Rare Tumor Causes Hair to Sprout From Man's Eyeball
A 19-year-old man had gone to the doctor with a rather hairy situation: apparently his eyeball had started to sprout thin strands of black hair, according to a new report.
The man had gone to the ophthalmology clinic with a rare tumor, called limbal dermoid, that had reportedly been present ever since his birth, but has gradually grown in size.
Doctors writing in the report published in the New England Journal of Medicine found that while the Iranian man's tumor was benign and did not cause him any pain, it was little by little growing in size until it reached about 5 mm or about a quarter of an inch in diameter.
What's more is that the tumor had started sprouting several strands of black hairs, according to the researchers from Tabriz University of Medical Sciences in Iran.
The researchers report that while the man was not in pain, the tumor has caused vision defects, mild discomfort when blinking and the intermittent feeling of the presence of a foreign body in his eye.
Dr.

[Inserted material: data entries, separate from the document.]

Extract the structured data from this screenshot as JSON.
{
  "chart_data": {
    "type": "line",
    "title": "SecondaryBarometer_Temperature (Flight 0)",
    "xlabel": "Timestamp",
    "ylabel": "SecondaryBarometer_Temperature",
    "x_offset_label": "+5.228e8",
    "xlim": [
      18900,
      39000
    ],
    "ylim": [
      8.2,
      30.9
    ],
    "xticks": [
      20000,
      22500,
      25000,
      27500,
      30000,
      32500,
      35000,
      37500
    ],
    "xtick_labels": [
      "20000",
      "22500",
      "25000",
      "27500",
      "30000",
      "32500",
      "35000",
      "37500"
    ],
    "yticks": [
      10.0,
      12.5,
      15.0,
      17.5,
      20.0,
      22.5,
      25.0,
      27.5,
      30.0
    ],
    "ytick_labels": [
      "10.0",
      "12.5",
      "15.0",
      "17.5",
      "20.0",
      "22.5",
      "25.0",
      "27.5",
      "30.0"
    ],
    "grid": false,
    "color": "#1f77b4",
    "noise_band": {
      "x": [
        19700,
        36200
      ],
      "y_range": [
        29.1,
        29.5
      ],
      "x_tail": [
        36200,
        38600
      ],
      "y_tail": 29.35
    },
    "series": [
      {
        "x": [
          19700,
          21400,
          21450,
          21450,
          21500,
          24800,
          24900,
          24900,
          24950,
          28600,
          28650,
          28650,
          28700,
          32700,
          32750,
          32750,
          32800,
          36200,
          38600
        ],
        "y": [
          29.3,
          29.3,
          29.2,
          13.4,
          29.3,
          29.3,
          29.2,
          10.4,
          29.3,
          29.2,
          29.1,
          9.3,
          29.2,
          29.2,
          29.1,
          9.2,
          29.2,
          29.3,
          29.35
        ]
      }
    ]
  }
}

Mark Fromer, director of Fromer Eye Centers in New York City and an ophthalmologist at Lenox Hill Hospital who was not involved in the report, told My Health News Daily that limbal dermoids are rare and that he had only seen one or two cases in his career.
Fromer said that limbal dermoid tumors contain tissue normally found in other body parts. He said that these tumors usually contain hair follicles and that they can also contain other bodily tissues like cartilage and sweat glands.
Limbal dermoids can cause astigmatism or blurred vision. Fromer said that these eye tumors usually do not cause severe vision problems because they generally do not cover the center of the cornea, an essential region of the eye that is important for vision.
While limbal dermoids can be removed for cosmetic reasons, removing them generally does not help with patients' eyesight. Former said that he is currently treating a female patient with a limbal dermoid that also contains hairs, but she does not want it removed.
"It hasn't grown or changed and it doesn't physically bother her," Former said, according to My Health News Daily.
As for the Iranian man, he decided to undergo surgery to remove his hairy tumor.
"The appearance of the mass, with hairs present, was indicative of limbal dermoid," according to the researchers. "
"The lesion was excised, and lamellar keratoplasty was performed for cosmetic reasons," researchers wrote in the report.
"Pathological findings confirmed the diagnosis of limbal dermoid," they added. "As expected, there was little improvement in visual acuity after surgery because of the amblyopia and induced astigmatism."